Michael Bond was born in Newbury, Berkshire, England on 13th January 1926. He was educated at Presentation College, Reading. During World War II Michael Bond served in both the Royal Air Force and the Middlesex Regiment of the British Army.
He began writing in 1945 and sold his first short story to a magazine called London Opinion. This experience helped him decide that he wanted to be a writer.
It was while Michael Bond was working as a television cameraman for the BBC that he first came up with the idea for Paddington and he recalls in his own words how this came about:
“I bought a small toy bear on Christmas Eve 1956. I saw it left on a shelf in a London store and felt sorry for it. I took it home as a present for my wife Brenda and named it Paddington as we were living near Paddington Station at the time. I wrote some stories about the bear, more for fun than with the idea of having them published. After ten days I found that I had a book on my hands. It wasn’t written specifically for children, but I think I put into it the kind things I liked reading about when I was young.”

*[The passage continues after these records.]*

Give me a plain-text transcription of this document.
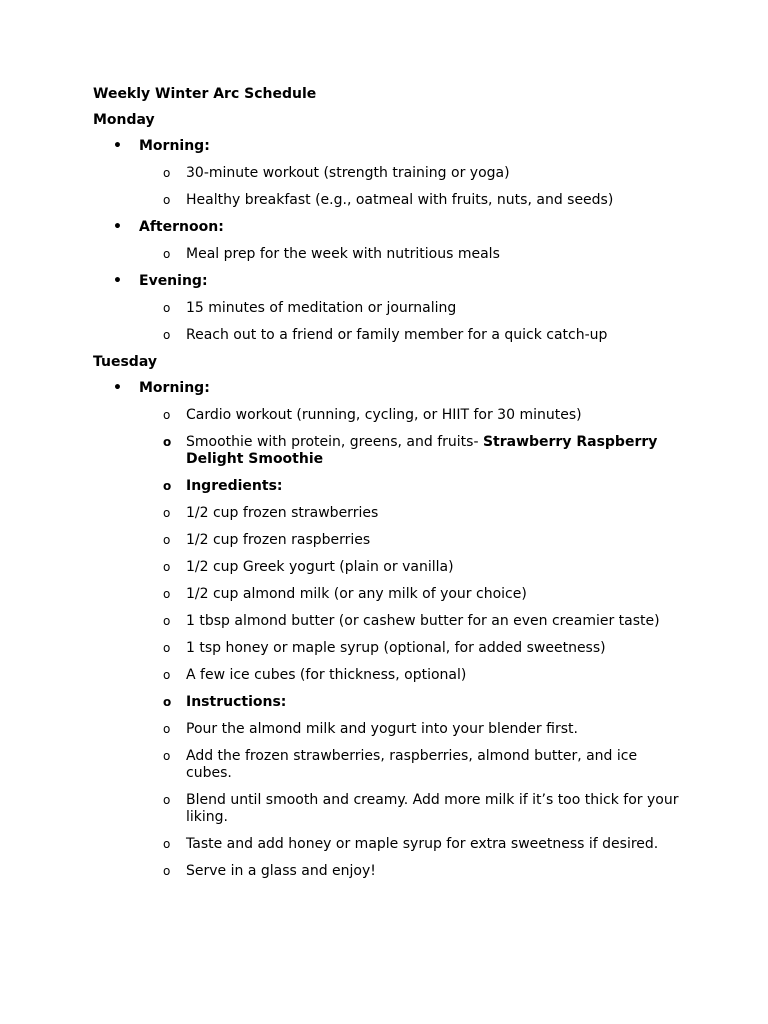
Weekly Winter Arc Schedule
Monday
• Morning:
o 30-minute workout (strength training or yoga)
o Healthy breakfast (e.g., oatmeal with fruits, nuts, and seeds)
• Afternoon:
o Meal prep for the week with nutritious meals
• Evening:
o 15 minutes of meditation or journaling
o Reach out to a friend or family member for a quick catch-up
Tuesday
• Morning:
o Cardio workout (running, cycling, or HIIT for 30 minutes)
o Smoothie with protein, greens, and fruits- Strawberry Raspberry Delight Smoothie
o Ingredients:
o 1/2 cup frozen strawberries
o 1/2 cup frozen raspberries
o 1/2 cup Greek yogurt (plain or vanilla)
o 1/2 cup almond milk (or any milk of your choice)
o 1 tbsp almond butter (or cashew butter for an even creamier taste)
o 1 tsp honey or maple syrup (optional, for added sweetness)
o A few ice cubes (for thickness, optional)
o Instructions:
o Pour the almond milk and yogurt into your blender first.
o Add the frozen strawberries, raspberries, almond butter, and ice cubes.
o Blend until smooth and creamy. Add more milk if it’s too thick for your liking.
o Taste and add honey or maple syrup for extra sweetness if desired.
o Serve in a glass and enjoy!
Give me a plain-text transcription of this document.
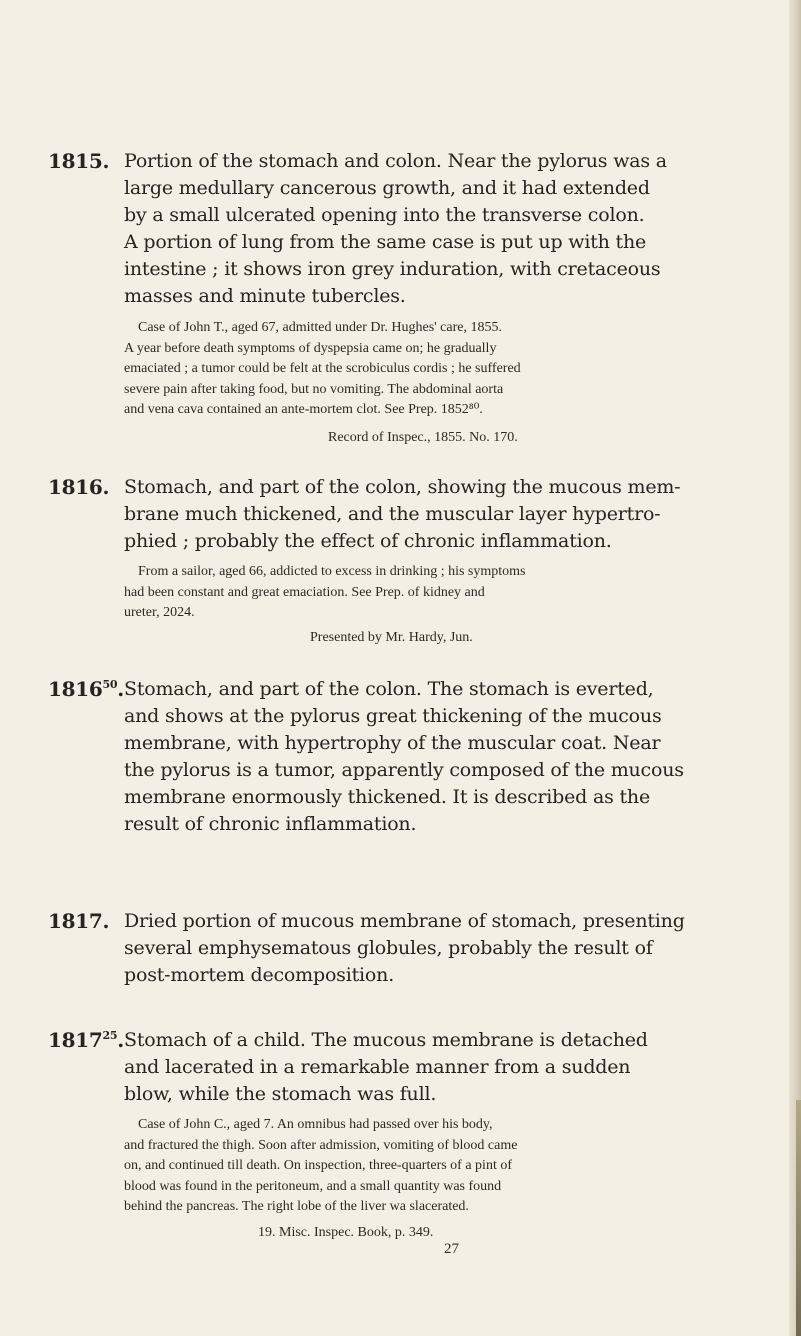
1815. Portion of the stomach and colon. Near the pylorus was a
large medullary cancerous growth, and it had extended
by a small ulcerated opening into the transverse colon.
A portion of lung from the same case is put up with the
intestine ; it shows iron grey induration, with cretaceous
masses and minute tubercles.
Case of John T., aged 67, admitted under Dr. Hughes' care, 1855.
A year before death symptoms of dyspepsia came on; he gradually
emaciated ; a tumor could be felt at the scrobiculus cordis ; he suffered
severe pain after taking food, but no vomiting. The abdominal aorta
and vena cava contained an ante-mortem clot. See Prep. 1852⁸⁰.
Record of Inspec., 1855. No. 170.
1816. Stomach, and part of the colon, showing the mucous mem-
brane much thickened, and the muscular layer hypertro-
phied ; probably the effect of chronic inflammation.
From a sailor, aged 66, addicted to excess in drinking ; his symptoms
had been constant and great emaciation. See Prep. of kidney and
ureter, 2024.
Presented by Mr. Hardy, Jun.
1816$^{50}$. Stomach, and part of the colon. The stomach is everted,
and shows at the pylorus great thickening of the mucous
membrane, with hypertrophy of the muscular coat. Near
the pylorus is a tumor, apparently composed of the mucous
membrane enormously thickened. It is described as the
result of chronic inflammation.
1817. Dried portion of mucous membrane of stomach, presenting
several emphysematous globules, probably the result of
post-mortem decomposition.
1817$^{25}$. Stomach of a child. The mucous membrane is detached
and lacerated in a remarkable manner from a sudden
blow, while the stomach was full.
Case of John C., aged 7. An omnibus had passed over his body,
and fractured the thigh. Soon after admission, vomiting of blood came
on, and continued till death. On inspection, three-quarters of a pint of
blood was found in the peritoneum, and a small quantity was found
behind the pancreas. The right lobe of the liver wa slacerated.
19. Misc. Inspec. Book, p. 349.
27
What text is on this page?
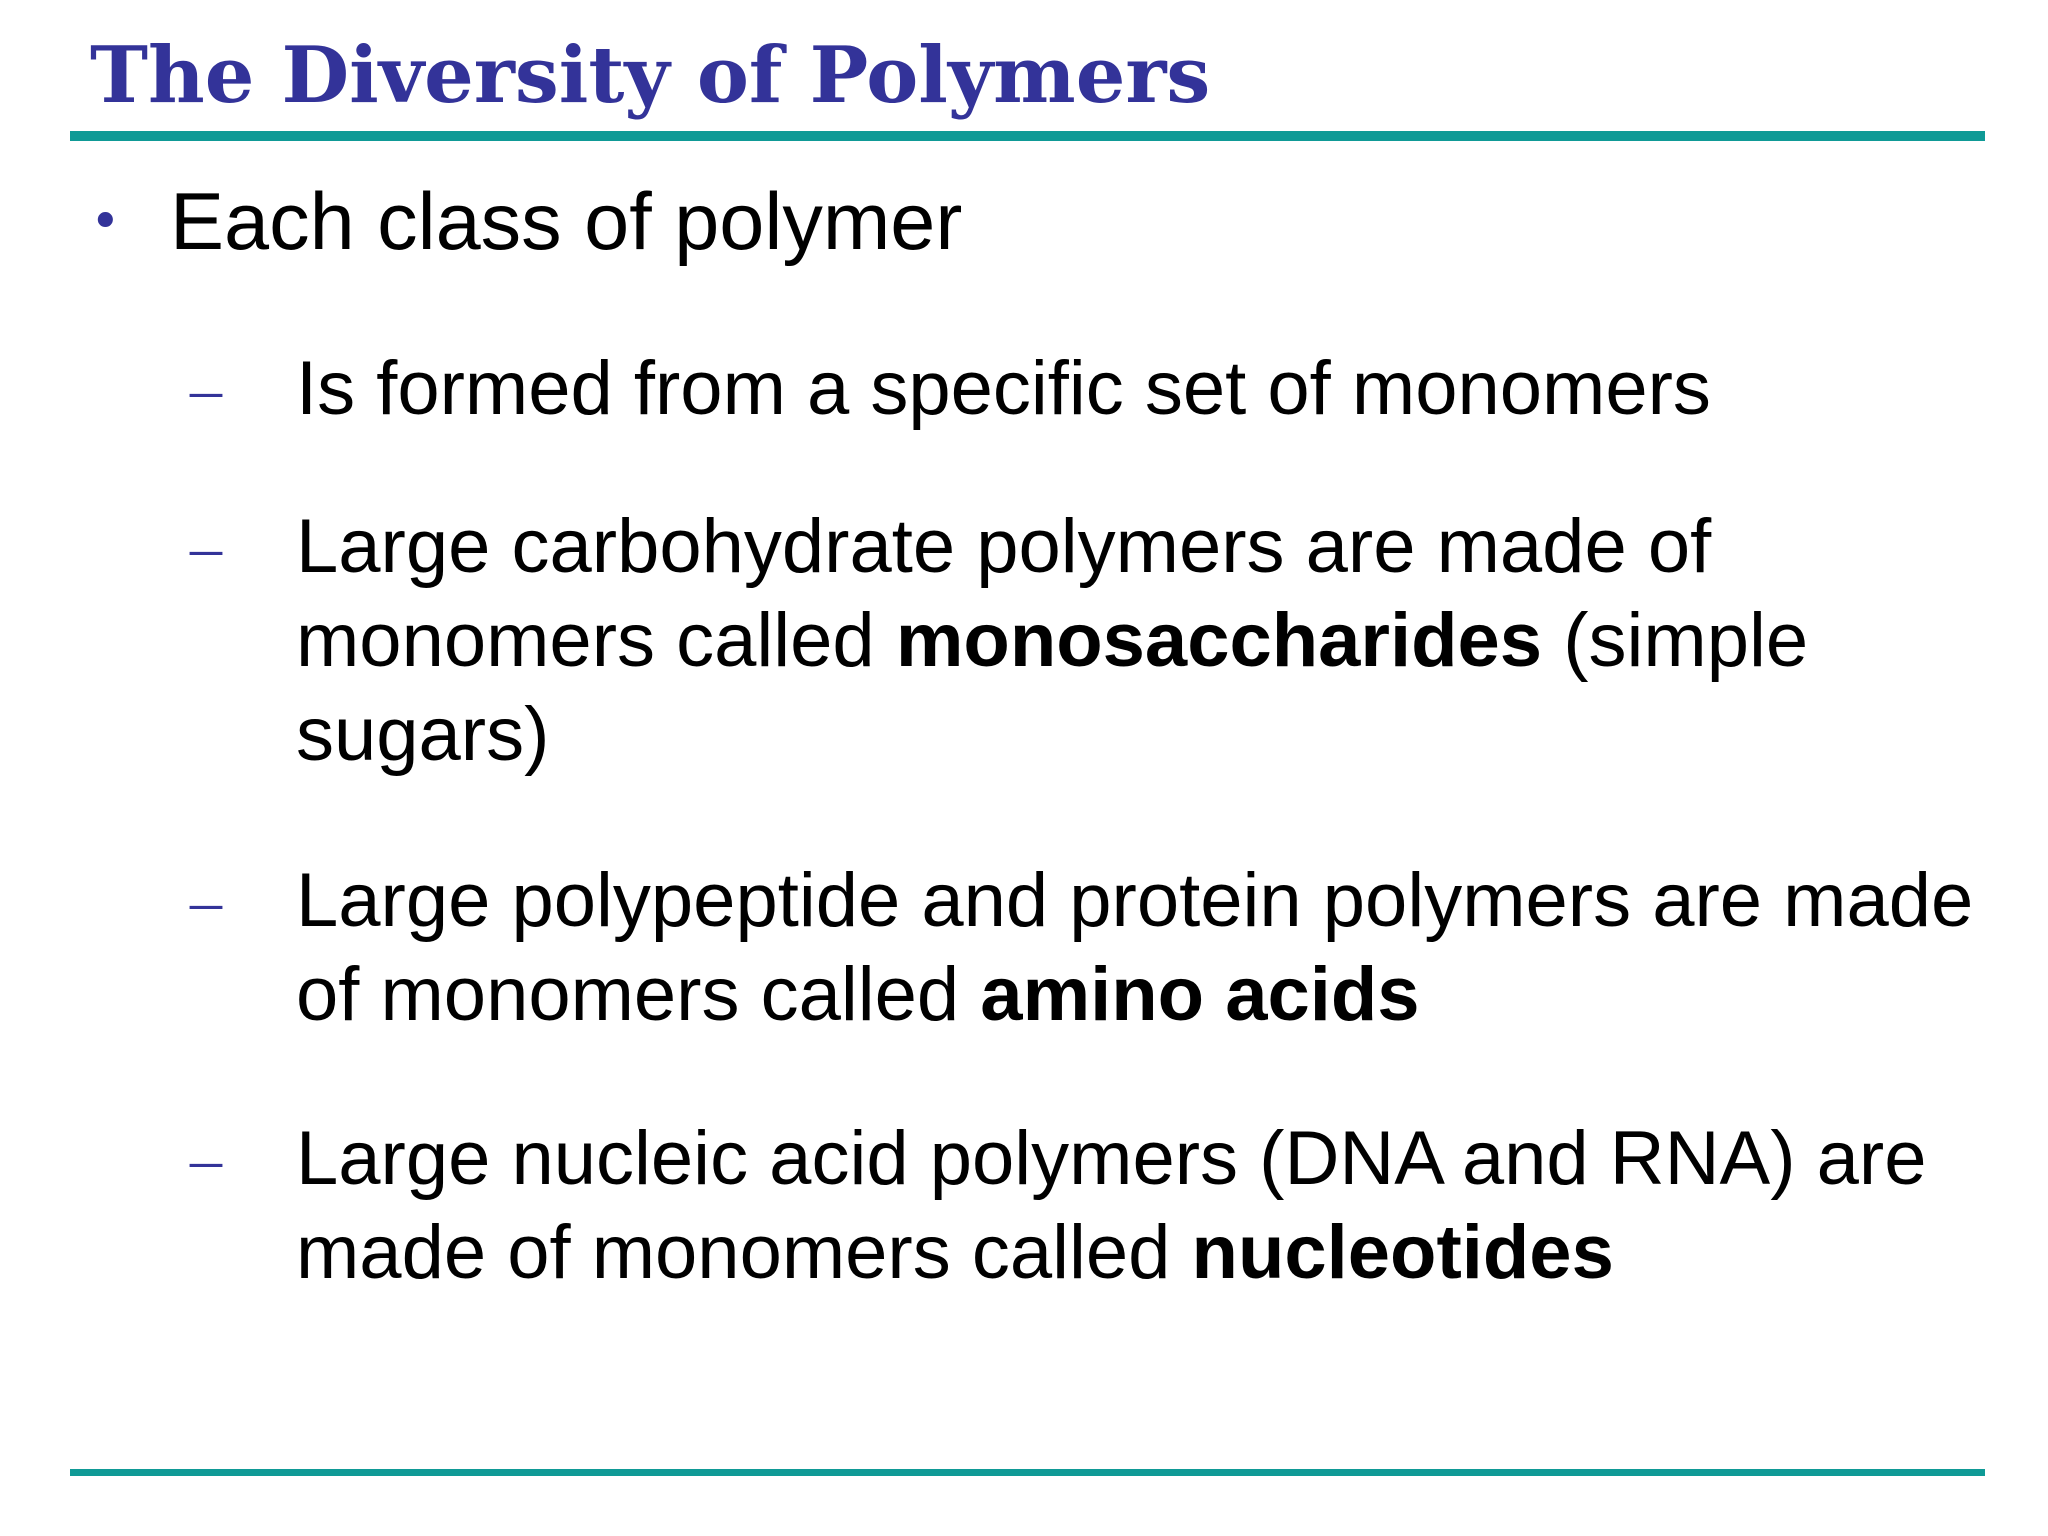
The Diversity of Polymers
• Each class of polymer
– Is formed from a specific set of monomers
– Large carbohydrate polymers are made of monomers called monosaccharides (simple sugars)
– Large polypeptide and protein polymers are made of monomers called amino acids
– Large nucleic acid polymers (DNA and RNA) are made of monomers called nucleotides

Michael Bond sent the book to his agent, Harvey Unna, who liked it and after sending it to several publishers it was eventually accepted by William Collins & Sons (now Harper Collins). The publishers commissioned an illustrator, Peggy Fortnum, and the very first book “A Bear Called Paddington” was published on 13th October 1958. After the first Paddington book was accepted, Michael Bond went on to write a whole series and by 1965 his books were so successful that that he was able to give up his job with the BBC in order to become a full-time writer.
Since the first publication the Paddington books have sold more than thirty-five million copies worldwide and have been translated into over forty different languages, including Latin.
With his extraordinary flair for developing characters, Michael Bond has written much more besides Paddington including children’s television series The Herbs, books about a guinea pig called Olga da Polga and a series of adult novels about a French detective turned food guide inspector, Monsieur Pamplemousse. In total Michael Bond has written almost 150 books, including his autobiography ‘Bears and Forebears’.
In 1997 Michael Bond was awarded an OBE for services to children’s literature and this was followed by a CBE in the Queen’s Birthday Honours in 2015.
For the last 37 years of his life Michael Bond lived in London, not far from Paddington Station where it all began. He continued to write until shortly before he died on 27th June 2017, aged 91.